# UH-1 "Left Bank"



## salutewwii (Jun 8, 2021)

All,
Looking for pictures of the "Left Bank" setup in a UH-1 during Vietnam. I put a blurb below from an article I found describing it. I build displays for combat Vets (aviators) and need pics of this system to identify parts. I've found a couple but nothing close-up enough to identify anything. Any help is greatly appreciated.

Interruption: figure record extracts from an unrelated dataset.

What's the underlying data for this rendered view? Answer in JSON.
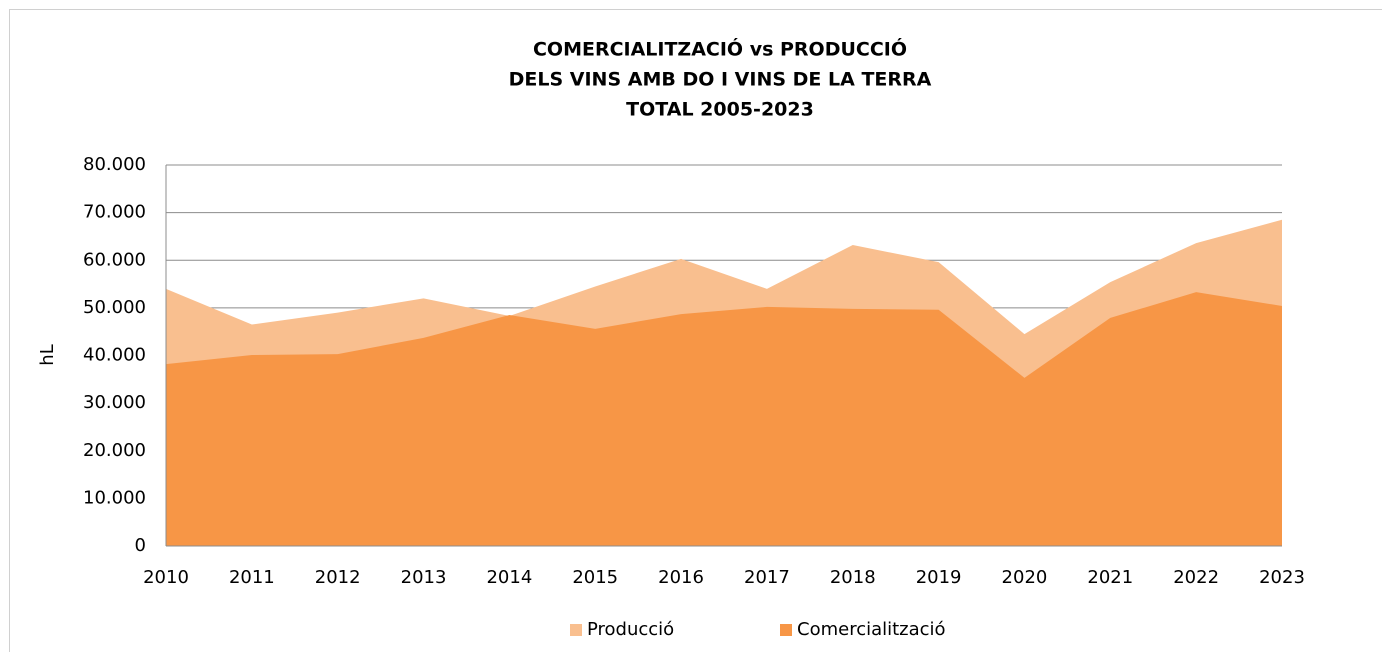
{
  "chart_data": {
    "type": "area",
    "title": [
      "COMERCIALITZACIÓ vs PRODUCCIÓ",
      "DELS VINS AMB DO I VINS DE LA TERRA",
      "TOTAL 2005-2023"
    ],
    "y_label": "hL",
    "categories": [
      "2010",
      "2011",
      "2012",
      "2013",
      "2014",
      "2015",
      "2016",
      "2017",
      "2018",
      "2019",
      "2020",
      "2021",
      "2022",
      "2023"
    ],
    "series": [
      {
        "name": "Producció",
        "color": "#f9bf8f",
        "values": [
          54000,
          46500,
          49000,
          52000,
          48300,
          54500,
          60300,
          54000,
          63200,
          59600,
          44500,
          55400,
          63600,
          68500
        ]
      },
      {
        "name": "Comercialització",
        "color": "#f79646",
        "values": [
          38200,
          40100,
          40300,
          43700,
          48500,
          45600,
          48700,
          50200,
          49800,
          49600,
          35300,
          47900,
          53300,
          50400
        ]
      }
    ],
    "ylim": [
      0,
      80000
    ],
    "yticks": [
      0,
      {
        "value": 10000,
        "label": "10.000"
      },
      {
        "value": 20000,
        "label": "20.000"
      },
      {
        "value": 30000,
        "label": "30.000"
      },
      {
        "value": 40000,
        "label": "40.000"
      },
      {
        "value": 50000,
        "label": "50.000"
      },
      {
        "value": 60000,
        "label": "60.000"
      },
      {
        "value": 70000,
        "label": "70.000"
      },
      {
        "value": 80000,
        "label": "80.000"
      }
    ],
    "grid": true,
    "legend": "bottom"
  }
}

By Command History Office, USAICoE July 7, 2015:
"In mid-1967, specially-configured UH-1 helicopters with LEFT BANK direction-finding equipment were assigned directly to the 1st Cavalry and 4th Infantry divisions in Vietnam. The helicopters were flown by division pilots with on-board ASA operators whose mission was to locate and target time-sensitive enemy threats."


----------



## cvairwerks (Jun 8, 2021)

Here's some info that has a few names that you might be able to track and get into contact with for more info. 
Information on helicopter or incident 68-15246


----------



## fubar57 (Jun 8, 2021)

You've probably seen these

"Left Bank' slick doing the pooper snooper thing. Project Left Bank was an Army program that put some ears in t… | Vietnam war, Vietnam war photos, Vietnam veterans
AB1FF you need to scroll down about 2/3 of the way down
Photographs of Vietnam by Bob Herring


----------



## salutewwii (Jun 8, 2021)

Thanks guys....yeah....maybe I can track down someone who knows more with this info. Much appreciated.


----------